Core Concepts
OpenStreetView-5M is a large-scale, open-access dataset of over 5.1 million geotagged street view images covering 225 countries and territories, designed to serve as a robust benchmark for evaluating computer vision models on the task of global visual geolocation.
Abstract
The authors introduce OpenStreetView-5M, a new large-scale, open-access dataset for the task of global visual geolocation. The dataset contains over 5.1 million geotagged street view images covering 225 countries and territories, making it the largest open-access dataset for this task.
Key highlights:
The dataset is designed to address limitations of existing geolocation datasets, which often contain a significant portion of noisy and non-localizable images or are proprietary and expensive to access.
OpenStreetView-5M enforces a strict train/test separation, ensuring that no image in the test set is within a 1km radius of any image in the training set. This allows for evaluating the relevance of learned geographical features beyond mere memorization.
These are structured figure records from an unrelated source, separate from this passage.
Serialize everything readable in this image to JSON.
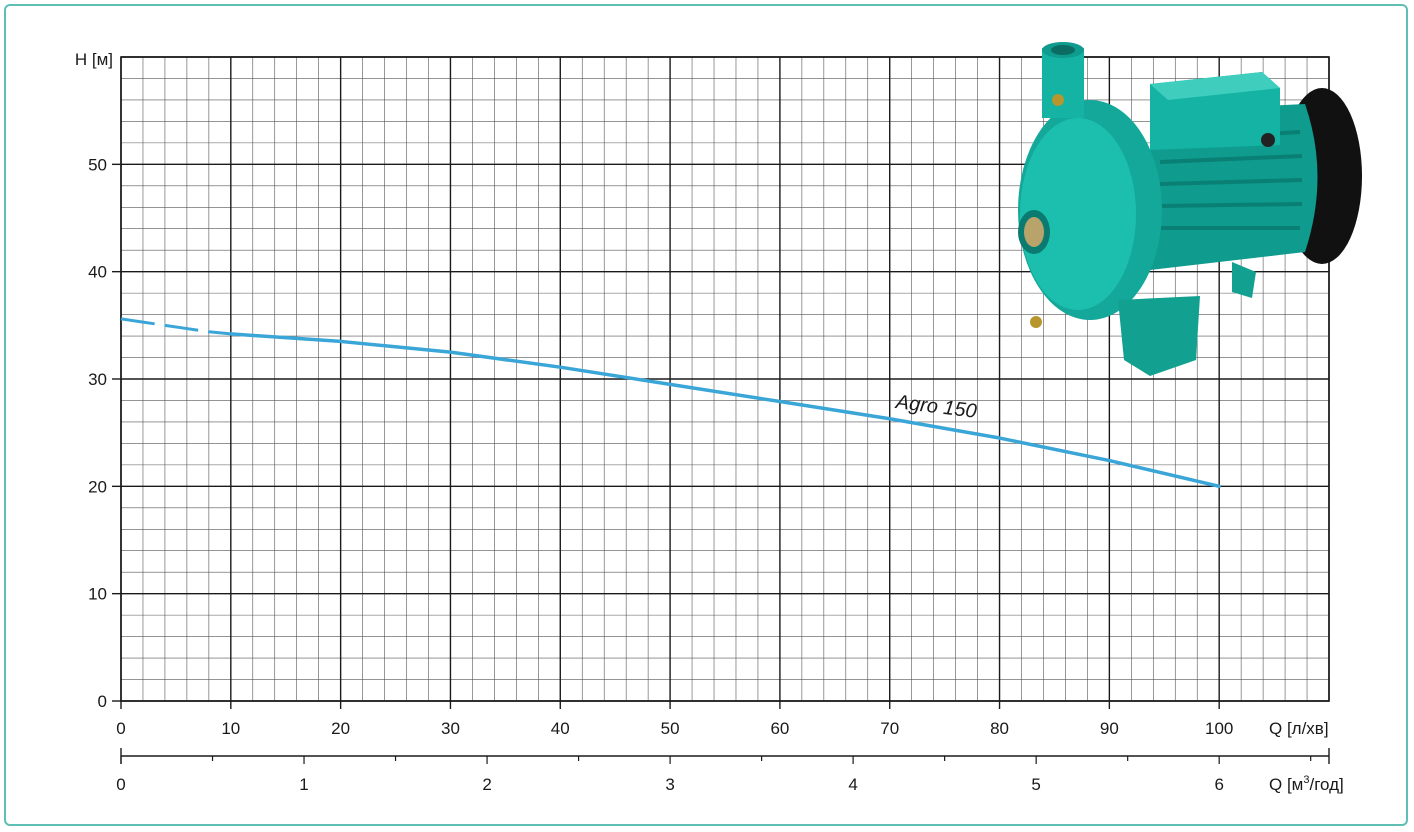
{
  "chart_data": {
    "type": "line",
    "title": "",
    "xlabel": "Q [л/хв]",
    "x2label_prefix": "Q [м",
    "x2label_sup": "3",
    "x2label_suffix": "/год]",
    "ylabel": "H [м]",
    "xlim": [
      0,
      110
    ],
    "ylim": [
      0,
      60
    ],
    "x2lim": [
      0,
      6.6
    ],
    "x_ticks": [
      0,
      10,
      20,
      30,
      40,
      50,
      60,
      70,
      80,
      90,
      100
    ],
    "y_ticks": [
      0,
      10,
      20,
      30,
      40,
      50
    ],
    "x2_ticks": [
      0,
      1,
      2,
      3,
      4,
      5,
      6
    ],
    "grid": true,
    "series": [
      {
        "name": "Agro 150",
        "color": "#3aa6d8",
        "dashed_segment": {
          "x": [
            0,
            2,
            4,
            6,
            8,
            10
          ],
          "y": [
            35.6,
            35.3,
            35.0,
            34.7,
            34.4,
            34.2
          ]
        },
        "x": [
          10,
          20,
          30,
          40,
          50,
          60,
          70,
          80,
          90,
          100
        ],
        "y": [
          34.2,
          33.5,
          32.5,
          31.1,
          29.5,
          27.9,
          26.3,
          24.5,
          22.4,
          20.0
        ]
      }
    ]
  },
  "image": {
    "name": "pump-photo",
    "body_color": "#13a89a",
    "motor_cap_color": "#111111"
  }
}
The dataset is associated with rich metadata, including administrative divisions (country, region, area, city), as well as land cover, climate, soil type, driving side, and distance to the sea.
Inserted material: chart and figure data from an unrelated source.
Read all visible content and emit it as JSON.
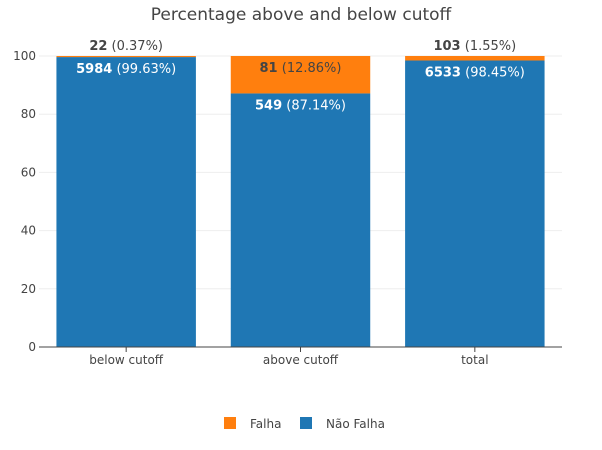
{
  "chart_data": {
    "type": "bar",
    "stacked": true,
    "title": "Percentage above and below cutoff",
    "xlabel": "",
    "ylabel": "",
    "ylim": [
      0,
      100
    ],
    "yticks": [
      "0",
      "20",
      "40",
      "60",
      "80",
      "100"
    ],
    "grid": true,
    "legend_position": "bottom-center",
    "categories": [
      "below cutoff",
      "above cutoff",
      "total"
    ],
    "series": [
      {
        "name": "Não Falha",
        "color": "#1f77b4",
        "values": [
          99.63,
          87.14,
          98.45
        ],
        "counts": [
          "5984",
          "549",
          "6533"
        ],
        "pct_labels": [
          "(99.63%)",
          "(87.14%)",
          "(98.45%)"
        ]
      },
      {
        "name": "Falha",
        "color": "#ff7f0e",
        "values": [
          0.37,
          12.86,
          1.55
        ],
        "counts": [
          "22",
          "81",
          "103"
        ],
        "pct_labels": [
          "(0.37%)",
          "(12.86%)",
          "(1.55%)"
        ]
      }
    ],
    "legend": [
      {
        "name": "Falha",
        "color": "#ff7f0e"
      },
      {
        "name": "Não Falha",
        "color": "#1f77b4"
      }
    ]
  }
}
The authors conduct an extensive benchmark of various state-of-the-art image encoders, spatial representations, and training strategies on the dataset, demonstrating its utility as a robust and reliable benchmark for computer vision models.
Stats
OpenStreetView-5M contains over 5.1 million high-quality, geotagged street view images.
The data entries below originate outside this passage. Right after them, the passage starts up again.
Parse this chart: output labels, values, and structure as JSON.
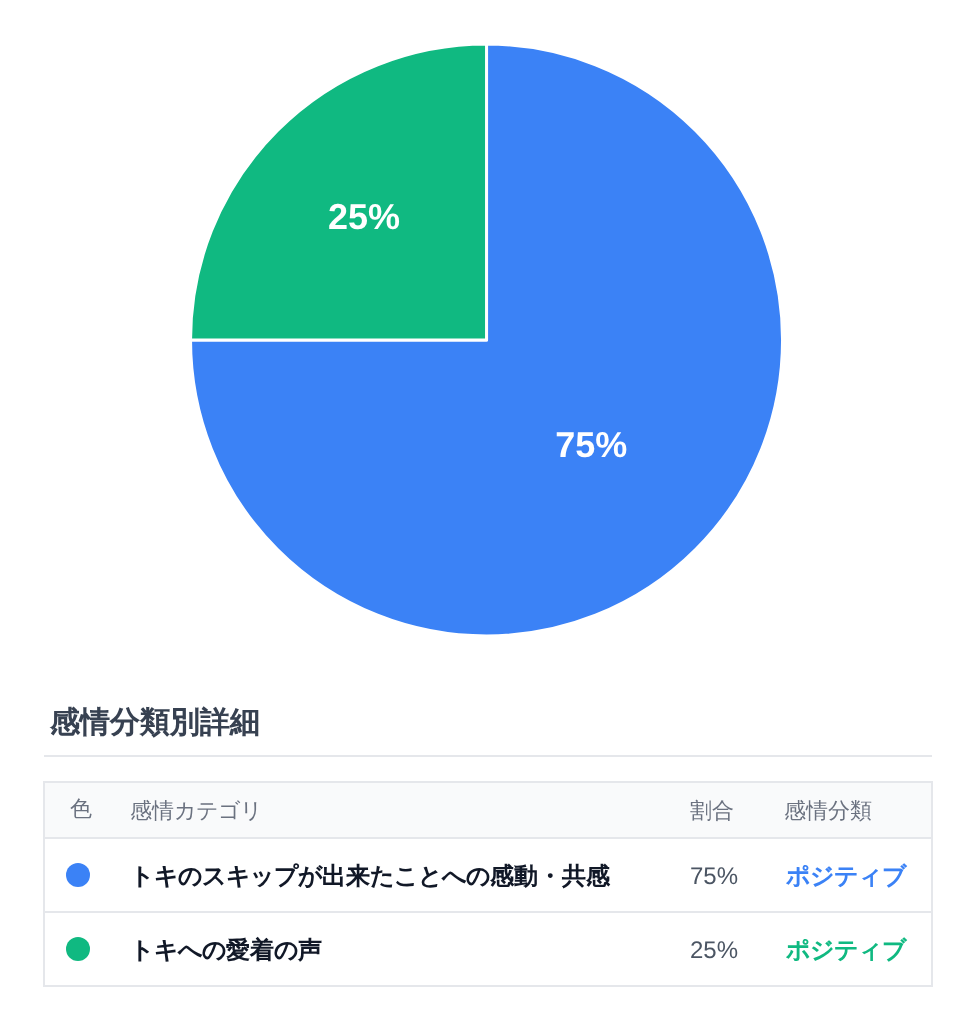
{
  "chart_data": {
    "type": "pie",
    "categories": [
      "トキのスキップが出来たことへの感動・共感",
      "トキへの愛着の声"
    ],
    "values": [
      75,
      25
    ],
    "colors": [
      "#3b82f6",
      "#10b981"
    ],
    "value_labels": [
      "75%",
      "25%"
    ],
    "legend": "bottom",
    "annotations": [
      "感情分類別詳細",
      "色",
      "感情カテゴリ",
      "割合",
      "感情分類",
      "ポジティブ",
      "ポジティブ"
    ]
  }
}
The dataset covers 225 countries and territories, with a normalized entropy of 0.78 in the test set distribution across countries.
Manual inspection shows that 96.1% of the images in the dataset are localizable.
Quotes
"Determining the location of an image anywhere on Earth is a complex visual task, which makes it particularly relevant for evaluating computer vision algorithms."
"Despite this potential, few supervised approaches are trained and evaluated for the task of geolocation."